Plastic solar-cell efficiency breaks record

WINSTON-SALEM, NC-The global search for a sustainable energy supply is making significant strides at Wake Forest University as researchers at the university’s Center for Nanotechnology and Molecular Materials have announced that they have pushed the efficiency of plastic solar cells to more than 6%.

WINSTON-SALEM, NC-The global search for a sustainable energy supply is making significant strides at Wake Forest University as researchers at the university’s Center for Nanotechnology and Molecular Materials have announced that they have pushed the efficiency of plastic solar cells to more than 6%.

In a paper appearing in the journal Applied Physics Letters, Wake Forest researchers describe how they have achieved record efficiency for organic or flexible, plastic solar cells by creating “nano-filaments” within light absorbing plastic, similar to the veins in tree leaves. This allows for the use of thicker absorbing layers in the devices, which capture more of the sun’s light.

Efficient plastic solar cells are extremely desirable because they are inexpensive and light weight, especially in comparison to traditional silicon solar panels. Traditional solar panels are heavy and bulky and convert about 12% of the light that hits them to useful electrical power. Researchers have worked for years to create flexible, or “conformal,” organic solar cells that can be wrapped around surfaces, rolled up or even painted onto structures.

Three percent was the highest efficiency ever achieved for plastic solar cells until 2005 when David Carroll, director of the Wake Forest nanotechnology center, and his research group announced they had come close to reaching 5% efficiency.

Now, a little more than a year later, Carroll said his group has surpassed the 6% mark.

“Within only two years we have more than doubled the 3% mark,” Carroll said. “I fully expect to see higher numbers within the next two years, which may make plastic devices the photovoltaic of choice.”

In order to be considered a viable technology for commercial use, solar cells must be able to convert about 8% of the energy in sunlight to electricity. Wake Forest researchers hope to reach 10% in the next year, said Carroll, who is also associate professor of physics at Wake Forest.

Because they are flexible and easy to work with, plastic solar cells could be used as a replacement for roof tiling or home siding products or incorporated into traditional building facades. These energy harvesting devices could also be placed on automobiles. Since plastic solar cells are much lighter than the silicon solar panels structures do not have to be reinforced to support additional weight.

A large part of Carroll’s research is funded by the United States Air Force, which is interested in the potential uses of more efficient, light-weight solar cells for satellites and spacecraft. Other members of Carroll’s research team include Jiwen Liu and Manoj Namboothiry, postdoctoral associates at Wake Forest’s nanotechnology center, and Kyungkon Kim, a postdoctoral researcher at the center, who has moved to the Materials Science & Technology Division at the Korea Institute of Science and Technology in Seoul.

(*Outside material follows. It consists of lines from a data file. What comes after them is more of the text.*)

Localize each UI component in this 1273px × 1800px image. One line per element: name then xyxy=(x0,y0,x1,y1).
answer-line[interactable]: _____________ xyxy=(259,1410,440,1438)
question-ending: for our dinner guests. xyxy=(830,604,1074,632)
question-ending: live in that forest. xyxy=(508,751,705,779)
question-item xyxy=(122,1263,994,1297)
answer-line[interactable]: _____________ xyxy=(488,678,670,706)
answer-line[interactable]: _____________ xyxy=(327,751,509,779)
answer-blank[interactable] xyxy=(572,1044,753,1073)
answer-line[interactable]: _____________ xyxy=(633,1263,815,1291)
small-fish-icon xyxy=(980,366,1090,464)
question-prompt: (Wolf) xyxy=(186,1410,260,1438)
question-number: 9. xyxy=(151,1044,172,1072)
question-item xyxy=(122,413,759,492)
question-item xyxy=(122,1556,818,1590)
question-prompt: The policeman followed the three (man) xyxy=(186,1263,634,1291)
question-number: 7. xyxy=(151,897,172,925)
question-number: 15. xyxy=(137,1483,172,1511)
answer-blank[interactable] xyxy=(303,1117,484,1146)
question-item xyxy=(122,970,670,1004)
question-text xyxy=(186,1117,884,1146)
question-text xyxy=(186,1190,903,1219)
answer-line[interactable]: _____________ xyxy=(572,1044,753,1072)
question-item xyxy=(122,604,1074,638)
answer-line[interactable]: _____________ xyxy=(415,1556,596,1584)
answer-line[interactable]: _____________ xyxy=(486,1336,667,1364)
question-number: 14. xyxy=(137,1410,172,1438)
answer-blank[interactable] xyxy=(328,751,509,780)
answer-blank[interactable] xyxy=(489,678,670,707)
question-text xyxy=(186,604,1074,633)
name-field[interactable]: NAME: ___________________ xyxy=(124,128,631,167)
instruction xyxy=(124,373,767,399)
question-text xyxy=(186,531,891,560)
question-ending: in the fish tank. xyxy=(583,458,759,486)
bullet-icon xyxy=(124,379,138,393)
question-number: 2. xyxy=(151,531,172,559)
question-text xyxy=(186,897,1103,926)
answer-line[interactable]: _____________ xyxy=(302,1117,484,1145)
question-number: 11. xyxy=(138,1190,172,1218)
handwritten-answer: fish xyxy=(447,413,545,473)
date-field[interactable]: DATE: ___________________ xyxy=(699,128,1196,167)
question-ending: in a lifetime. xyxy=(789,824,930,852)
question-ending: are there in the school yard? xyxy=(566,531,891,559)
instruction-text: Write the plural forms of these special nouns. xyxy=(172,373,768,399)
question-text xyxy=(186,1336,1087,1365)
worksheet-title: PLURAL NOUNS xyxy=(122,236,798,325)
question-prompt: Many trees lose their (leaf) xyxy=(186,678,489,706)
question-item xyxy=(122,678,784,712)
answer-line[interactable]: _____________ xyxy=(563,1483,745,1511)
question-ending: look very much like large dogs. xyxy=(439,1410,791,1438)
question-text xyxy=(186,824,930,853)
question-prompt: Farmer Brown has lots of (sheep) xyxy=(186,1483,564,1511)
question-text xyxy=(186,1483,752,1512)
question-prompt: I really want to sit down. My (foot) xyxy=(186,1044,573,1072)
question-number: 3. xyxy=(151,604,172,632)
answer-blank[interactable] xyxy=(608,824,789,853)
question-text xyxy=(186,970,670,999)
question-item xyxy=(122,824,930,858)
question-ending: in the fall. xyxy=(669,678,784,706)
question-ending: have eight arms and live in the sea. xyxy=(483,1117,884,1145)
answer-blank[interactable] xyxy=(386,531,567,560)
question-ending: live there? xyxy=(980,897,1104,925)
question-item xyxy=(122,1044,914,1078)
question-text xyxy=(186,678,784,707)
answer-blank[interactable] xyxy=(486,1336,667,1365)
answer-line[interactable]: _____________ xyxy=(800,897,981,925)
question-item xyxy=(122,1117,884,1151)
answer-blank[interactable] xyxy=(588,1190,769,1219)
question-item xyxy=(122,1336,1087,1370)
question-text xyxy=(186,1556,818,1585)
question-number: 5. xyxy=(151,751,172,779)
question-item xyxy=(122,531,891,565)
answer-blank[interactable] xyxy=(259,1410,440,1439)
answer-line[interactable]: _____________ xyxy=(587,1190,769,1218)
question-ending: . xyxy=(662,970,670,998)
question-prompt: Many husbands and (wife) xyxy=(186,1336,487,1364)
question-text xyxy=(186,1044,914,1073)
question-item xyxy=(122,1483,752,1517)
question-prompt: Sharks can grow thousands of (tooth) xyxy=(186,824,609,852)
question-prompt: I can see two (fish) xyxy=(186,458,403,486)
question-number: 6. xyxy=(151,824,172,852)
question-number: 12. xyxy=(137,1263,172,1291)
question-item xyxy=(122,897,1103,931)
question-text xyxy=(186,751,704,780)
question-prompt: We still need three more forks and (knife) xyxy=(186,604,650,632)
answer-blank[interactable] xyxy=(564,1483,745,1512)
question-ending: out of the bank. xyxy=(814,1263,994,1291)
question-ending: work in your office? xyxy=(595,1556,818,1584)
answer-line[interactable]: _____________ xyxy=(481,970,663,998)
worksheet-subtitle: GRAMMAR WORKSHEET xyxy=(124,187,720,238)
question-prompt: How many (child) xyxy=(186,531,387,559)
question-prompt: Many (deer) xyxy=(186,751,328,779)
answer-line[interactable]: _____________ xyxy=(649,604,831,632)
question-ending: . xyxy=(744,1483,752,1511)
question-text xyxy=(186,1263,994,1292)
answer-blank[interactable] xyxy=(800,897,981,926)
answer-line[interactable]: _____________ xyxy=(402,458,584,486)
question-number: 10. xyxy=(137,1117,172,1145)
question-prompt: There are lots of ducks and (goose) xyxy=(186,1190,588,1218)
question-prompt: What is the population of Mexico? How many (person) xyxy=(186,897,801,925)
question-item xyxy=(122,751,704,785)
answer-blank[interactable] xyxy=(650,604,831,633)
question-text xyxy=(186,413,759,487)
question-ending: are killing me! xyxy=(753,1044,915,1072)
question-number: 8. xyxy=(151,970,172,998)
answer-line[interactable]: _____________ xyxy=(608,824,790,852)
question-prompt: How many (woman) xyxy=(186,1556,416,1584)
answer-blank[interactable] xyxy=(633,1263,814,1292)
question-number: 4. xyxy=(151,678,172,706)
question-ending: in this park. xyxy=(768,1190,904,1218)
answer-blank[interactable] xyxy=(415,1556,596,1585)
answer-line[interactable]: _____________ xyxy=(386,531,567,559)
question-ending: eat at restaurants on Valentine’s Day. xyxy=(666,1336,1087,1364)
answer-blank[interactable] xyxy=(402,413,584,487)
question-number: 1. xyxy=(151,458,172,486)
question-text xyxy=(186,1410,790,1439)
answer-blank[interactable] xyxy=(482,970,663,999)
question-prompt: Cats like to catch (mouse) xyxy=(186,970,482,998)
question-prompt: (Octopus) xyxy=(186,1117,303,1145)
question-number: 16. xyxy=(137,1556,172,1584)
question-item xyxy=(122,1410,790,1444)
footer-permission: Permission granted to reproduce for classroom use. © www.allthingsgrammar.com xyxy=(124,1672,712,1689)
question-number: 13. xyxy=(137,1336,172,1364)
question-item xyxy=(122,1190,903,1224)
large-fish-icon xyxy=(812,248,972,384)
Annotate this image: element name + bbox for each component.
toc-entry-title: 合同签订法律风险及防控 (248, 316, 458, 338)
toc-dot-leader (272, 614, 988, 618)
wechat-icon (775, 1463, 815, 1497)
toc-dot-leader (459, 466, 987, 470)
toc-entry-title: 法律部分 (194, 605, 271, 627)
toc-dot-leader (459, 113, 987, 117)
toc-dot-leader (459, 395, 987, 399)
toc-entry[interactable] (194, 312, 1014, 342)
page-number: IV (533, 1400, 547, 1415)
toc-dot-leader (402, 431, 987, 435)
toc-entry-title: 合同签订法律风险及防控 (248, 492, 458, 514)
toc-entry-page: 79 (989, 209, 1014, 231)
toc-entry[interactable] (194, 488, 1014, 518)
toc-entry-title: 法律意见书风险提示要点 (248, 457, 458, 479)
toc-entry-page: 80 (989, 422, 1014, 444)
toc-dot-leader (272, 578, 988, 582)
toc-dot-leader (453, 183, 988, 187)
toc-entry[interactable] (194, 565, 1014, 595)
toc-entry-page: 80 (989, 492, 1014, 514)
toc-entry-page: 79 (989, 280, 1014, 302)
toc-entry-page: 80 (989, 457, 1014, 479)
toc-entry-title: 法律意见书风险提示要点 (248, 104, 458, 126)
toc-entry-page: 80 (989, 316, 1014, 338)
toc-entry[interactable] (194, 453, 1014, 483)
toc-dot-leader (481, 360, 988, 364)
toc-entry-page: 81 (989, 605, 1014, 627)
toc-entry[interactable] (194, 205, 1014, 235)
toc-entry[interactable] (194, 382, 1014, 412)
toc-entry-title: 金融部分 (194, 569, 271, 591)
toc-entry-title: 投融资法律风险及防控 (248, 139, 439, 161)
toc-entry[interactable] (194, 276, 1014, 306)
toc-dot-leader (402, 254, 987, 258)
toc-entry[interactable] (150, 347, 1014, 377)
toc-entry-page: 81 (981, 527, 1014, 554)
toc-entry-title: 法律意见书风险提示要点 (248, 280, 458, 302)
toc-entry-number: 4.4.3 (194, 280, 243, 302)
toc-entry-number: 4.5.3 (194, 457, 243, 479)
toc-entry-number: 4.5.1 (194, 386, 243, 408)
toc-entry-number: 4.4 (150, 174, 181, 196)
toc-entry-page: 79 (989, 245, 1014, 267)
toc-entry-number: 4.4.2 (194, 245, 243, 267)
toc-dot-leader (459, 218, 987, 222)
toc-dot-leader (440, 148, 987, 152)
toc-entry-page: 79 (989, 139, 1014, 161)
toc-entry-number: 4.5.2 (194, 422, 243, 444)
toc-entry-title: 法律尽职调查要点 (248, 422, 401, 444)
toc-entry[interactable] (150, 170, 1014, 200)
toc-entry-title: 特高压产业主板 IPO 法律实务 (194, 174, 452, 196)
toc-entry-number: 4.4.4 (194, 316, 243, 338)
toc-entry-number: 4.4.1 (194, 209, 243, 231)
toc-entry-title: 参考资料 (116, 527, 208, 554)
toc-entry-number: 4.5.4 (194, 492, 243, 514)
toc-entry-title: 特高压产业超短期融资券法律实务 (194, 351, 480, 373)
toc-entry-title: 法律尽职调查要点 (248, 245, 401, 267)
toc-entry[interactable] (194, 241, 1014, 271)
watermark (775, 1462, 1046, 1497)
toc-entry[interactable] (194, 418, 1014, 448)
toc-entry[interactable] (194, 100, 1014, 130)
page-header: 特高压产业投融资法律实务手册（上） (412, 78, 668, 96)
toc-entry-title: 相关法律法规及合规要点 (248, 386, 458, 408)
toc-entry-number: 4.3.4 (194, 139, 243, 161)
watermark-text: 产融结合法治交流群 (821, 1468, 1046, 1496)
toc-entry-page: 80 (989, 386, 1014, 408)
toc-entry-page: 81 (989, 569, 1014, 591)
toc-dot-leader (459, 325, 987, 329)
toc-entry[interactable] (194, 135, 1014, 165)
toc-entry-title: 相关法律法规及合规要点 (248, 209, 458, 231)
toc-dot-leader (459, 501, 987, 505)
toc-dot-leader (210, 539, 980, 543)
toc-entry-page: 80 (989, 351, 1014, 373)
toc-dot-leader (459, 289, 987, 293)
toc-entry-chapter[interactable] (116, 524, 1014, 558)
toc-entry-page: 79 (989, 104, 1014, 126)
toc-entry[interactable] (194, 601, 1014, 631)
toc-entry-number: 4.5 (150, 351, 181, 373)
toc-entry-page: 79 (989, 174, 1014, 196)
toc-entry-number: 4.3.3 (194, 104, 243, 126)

World solar photovoltaic market installations reached a record high of 1,744 megawatts (MW) in 2006, representing 19% growth over 2005, according to the 2007 World PV Industry Report from SolarBuzz. Spain and the United States were the strong performers. The Spanish market was up over 200% in 2006, while the U.S. market grew 33%. World solar cell production reached a consolidated figure of 2,204 MW in 2006, up from 1,656 MW a year earlier. Japanese producers lost ground, dropping from 46% to 39% share, to the benefit of Chinese cell manufacturers.

Polysilicon production rose 16% in 2006, which, when combined with aggressive PV industry procurement, allowed a marginally higher market growth rate than projected 12 months ago. Nonetheless, polysilicon supply issues will still constrain cell production in 2007.